The inflorescence is a terminal raceme on the main stem and upper branches, bearing single flowers in the axils of leaf-like bracts. The main axis is 120–200 mm long. Flowers are borne on pedicels 4–9 mm long. The calyx is 6–7 mm long, densely covered with peltate glandular hairs; the upper lobe is ovate-lanceolate and acuminate, and the four lower teeth are triangular-lanceolate.

The corolla is light lilac, 28–30 mm long, narrowly cylindrical and slightly laterally compressed, with glandular and non-glandular hairs. The upper lobes are broadly oblong, while the lateral lobes are narrowly elliptic and marked with mauve or purple speckles or lines. Stamens have light lilac filaments and dark purple anthers; pollen is orange-yellow.
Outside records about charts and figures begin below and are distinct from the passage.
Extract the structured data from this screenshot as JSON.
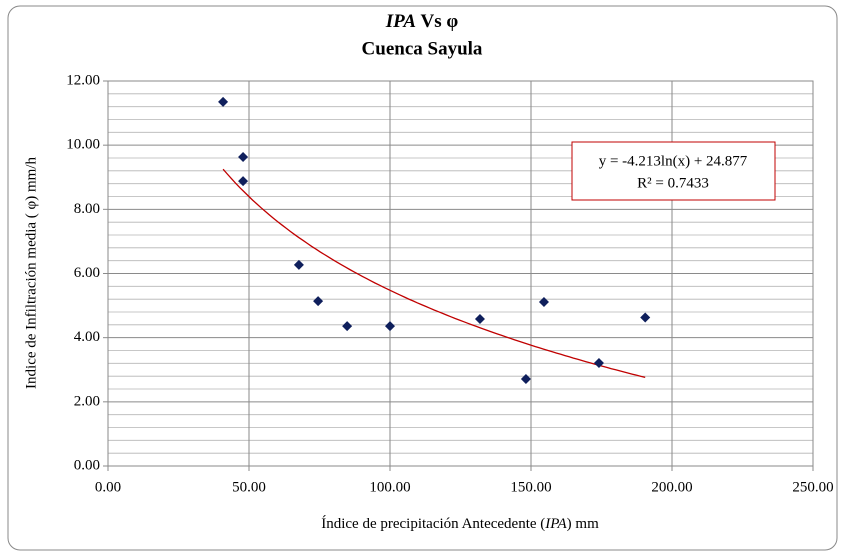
{
  "chart_data": {
    "type": "scatter",
    "title": [
      "IPA",
      "Vs φ"
    ],
    "subtitle": "Cuenca Sayula",
    "xlabel": [
      "Índice de precipitación Antecedente (",
      "IPA",
      ") mm"
    ],
    "ylabel": "Indice de Infiltración  media ( φ) mm/h",
    "x": [
      40.8,
      47.9,
      47.9,
      67.7,
      74.5,
      84.8,
      100.0,
      131.9,
      148.2,
      154.6,
      174.1,
      190.5
    ],
    "values": [
      11.35,
      9.63,
      8.88,
      6.27,
      5.14,
      4.36,
      4.36,
      4.58,
      2.71,
      5.11,
      3.21,
      4.63
    ],
    "color": "#0f1f5c",
    "xlim": [
      0,
      250
    ],
    "xticks": [
      {
        "value": 0,
        "label": "0.00"
      },
      {
        "value": 50,
        "label": "50.00"
      },
      {
        "value": 100,
        "label": "100.00"
      },
      {
        "value": 150,
        "label": "150.00"
      },
      {
        "value": 200,
        "label": "200.00"
      },
      {
        "value": 250,
        "label": "250.00"
      }
    ],
    "ylim": [
      0,
      12
    ],
    "yticks": [
      {
        "value": 0,
        "label": "0.00"
      },
      {
        "value": 2,
        "label": "2.00"
      },
      {
        "value": 4,
        "label": "4.00"
      },
      {
        "value": 6,
        "label": "6.00"
      },
      {
        "value": 8,
        "label": "8.00"
      },
      {
        "value": 10,
        "label": "10.00"
      },
      {
        "value": 12,
        "label": "12.00"
      }
    ],
    "yminorticks": [
      0.4,
      0.8,
      1.2,
      1.6,
      2.4,
      2.8,
      3.2,
      3.6,
      4.4,
      4.8,
      5.2,
      5.6,
      6.4,
      6.8,
      7.2,
      7.6,
      8.4,
      8.8,
      9.2,
      9.6,
      10.4,
      10.8,
      11.2,
      11.6
    ],
    "grid": true,
    "trendline": {
      "type": "log",
      "a": -4.213,
      "b": 24.877,
      "color": "#c00000",
      "equation": "y = -4.213ln(x) + 24.877",
      "r2": "R² = 0.7433"
    }
  }
}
The style is light lilac with magenta lobes and elongates into position after the stamens have recoiled.

Thorncroftia greenii flowers from March to April.

It closely resembles T. longiflora, but the species do not overlap geographically.

== Etymology ==
The genus Thorncroftia is named for George Thorncroft (1857‒1934), an amateur botanist who collected extensively in the Barberton area of Mpumalanga province in South Africa.

The species epithet honours David Green (1932–2007), a farmer, amateur paleontologist, and amateur botanist who first collected the plant in 1996 and went on to cultivate it on his property. Barleria greenii, which he discovered in 1984, is named in his honour too. Barleria argillicola, Aloe inconspicua, and several other species are also known to science through his efforts. His collection of Drimia basutica in 1986 was the first in KwaZulu-Natal in a hundred years. He was murdered on his farm Rensburgspruit near Estcourt two years before T. greenii was published.